Der Deutsche Evangelische Kirchentag und die Kirchentage auf dem Weg
Mit zahlreichen Veranstaltungen lädt der Deutsche Evangelische Kirchentag Berlin – Wittenberg die Besucherinnen und Besucher unter dem Motto „Du siehst mich“ (1. Mose 16,13) ein, sich Glaubensthemen zu öffnen, kulturelle Vielfalt zu genießen und bei gesellschaftspolitischen Themen mitzudiskutieren. Ausstellungen, Konzerte, Lesungen, Installationen und Performance-Darbietungen, Talk-Runden und vieles mehr gehören zum Programm. Der Kirchentag beginnt in Berlin, endet aber mit einem Festgottesdienst auf den Elbwiesen in Wittenberg am 28. Mai. Parallel feiern acht Städte ab dem 25. Mai die „Kirchentage auf dem Weg“: In Dessau-Roßlau, Erfurt, Halle/Eisleben, Jena/Weimar, Leipzig und Magdeburg sind kulturelle, spirituelle und touristische Stationen auf dem Weg zum gemeinsamen Festgottesdienst am Sonntag in Wittenberg.
Engagiert dabei
Das vielfältige Programm mit fast 2500 Veranstaltungen in Berlin ermöglichen über 30.000 Mitwirkenden in Bläser- und Sängerchören, sowie haupt- und ehrenamtlich Mitwirkende bei Aufführungen, Ausstellungen, Bandkonzerten und Einlasskontrollen. Aktiv gestalten sie das Programm auf 55 Bühnen. Neben politischen Größen wie Barack Obama und Angela Merkel sind zahlreiche renommierte Bühnenkünstlerinnen und Künstler außerdem dabei, unter anderem Max Giesinger, Yvonne Catterfeld, Omer Klein, Bodo Wartke, Eckart von Hirschhausen, Nina Hagen und Michael Wollny. Aus der EKHN sind zahlreiche Ehrenamtliche aktiv dabei, aber auch Kirchenpräsident Dr. Volker Jung, Liedermacher Clemens Bittlinger, der Theologe Prof. Dr. Kristian Fechtner, Prof. Stefan Claaß vom Theologischen Seminar Herborn, das Team vom Stadtjugendpfarramt Wiesbaden, das Musical-Team vom Zentrum Verkündigung der EKHN, das Kabarett-Team „Duo Camillo“, die Band „Habakuk“, zahlreiche Pfarrerinnen und Pfarrer, Posaunenchöre – und viele, viele mehr.
Andreas Barner:
Prof. Dr. Dr. Andreas Barner studierte Medizin sowie Mathematik und schloss beide Studiengänge mit einer Promotion ab. 1999 war er als Mitglied der Unternehmensleitung des Pharmakonzerns Boehringer Ingelheim für den Unternehmensbereich Pharma-Forschung, Entwicklung und Medizin zuständig.
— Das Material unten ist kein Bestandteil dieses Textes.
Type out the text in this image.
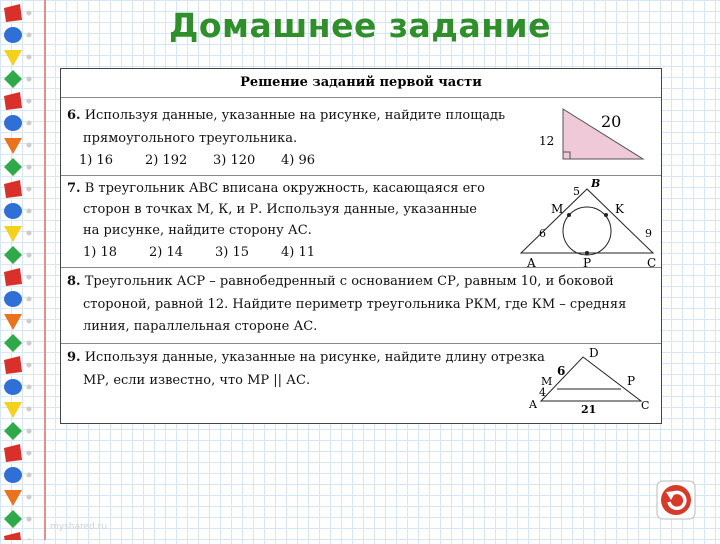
Домашнее задание
Решение заданий первой части
6. Используя данные, указанные на рисунке, найдите площадь
прямоугольного треугольника.
1) 16 2) 192 3) 120 4) 96
20
12
7. В треугольник АВС вписана окружность, касающаяся его
сторон в точках М, К, и Р. Используя данные, указанные
на рисунке, найдите сторону АС.
1) 18 2) 14 3) 15 4) 11
B
5
M	K
6	9
A	P	C
8. Треугольник АСР – равнобедренный с основанием СР, равным 10, и боковой
стороной, равной 12. Найдите периметр треугольника РКМ, где КМ – средняя
линия, параллельная стороне АС.
9. Используя данные, указанные на рисунке, найдите длину отрезка
МР, если известно, что МР || АС.
D
6
M	P
4
A	21	C
myshared.ru
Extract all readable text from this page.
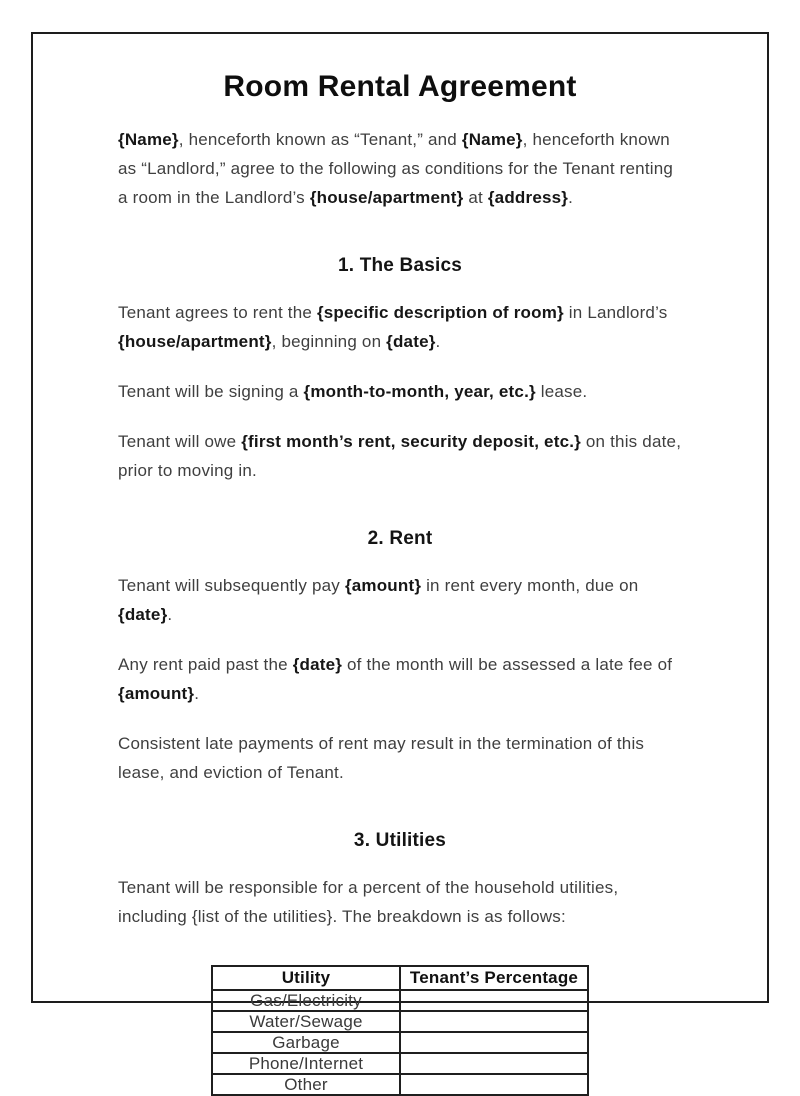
Room Rental Agreement

{Name}, henceforth known as “Tenant,” and {Name}, henceforth known as “Landlord,” agree to the following as conditions for the Tenant renting a room in the Landlord’s {house/apartment} at {address}.

1. The Basics

Tenant agrees to rent the {specific description of room} in Landlord’s {house/apartment}, beginning on {date}.

Tenant will be signing a {month-to-month, year, etc.} lease.

Tenant will owe {first month’s rent, security deposit, etc.} on this date, prior to moving in.

2. Rent

Tenant will subsequently pay {amount} in rent every month, due on {date}.

Any rent paid past the {date} of the month will be assessed a late fee of {amount}.

Consistent late payments of rent may result in the termination of this lease, and eviction of Tenant.

3. Utilities

Tenant will be responsible for a percent of the household utilities, including {list of the utilities}. The breakdown is as follows:

Utility	Tenant’s Percentage
Gas/Electricity	
Water/Sewage	
Garbage	
Phone/Internet	
Other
Seit 2009 war er Sprecher der Unternehmensleitung in dem Familienunternehmen.
Bis 2016 war Andreas Barner Vorsitzender der Unternehmensleitung des Pharmaunternehmens Boehringer Ingelheim. Anschließend ist er in den Gesellschafterausschuss von Boehringer Ingelheim gewechselt, das oberste Leitungsgremium des Pharmakonzerns. Der Gesellschafterausschuss versteht sich als Steuerungsgremium für die Unternehmensleitung, vergleichbar mit einem Aufsichtsrat.
Andreas Barner nimmt Funktionen in mehreren Verbänden wahr, so ist er beispielsweise seit 2013 Präsident des Stifterverbandes für die Deutsche Wissenschaft und Präsidiumsmitglied der Deutschen Industrie. 2007 wurde er vom Bundespräsidenten in den Wissenschaftsrat berufen.
Aber auch in der evangelischen Kirche ist Barner aktiv. In den Rat der EKD wurde er im November 2015 gewählt und hatte die Präsidentschaft des 35. Evangelischen Kirchentages in Stuttgart 2015 inne. Während des Deutschen Evangelischen Kirchentages in Berlin ist er Mitglied des Präsidiums. Die Mitglieder des Präsidiums tragen die Verantwortung für den DEKT und bestimmen die Zeit, den Ort und das Programm der jeweiligen Kirchentage.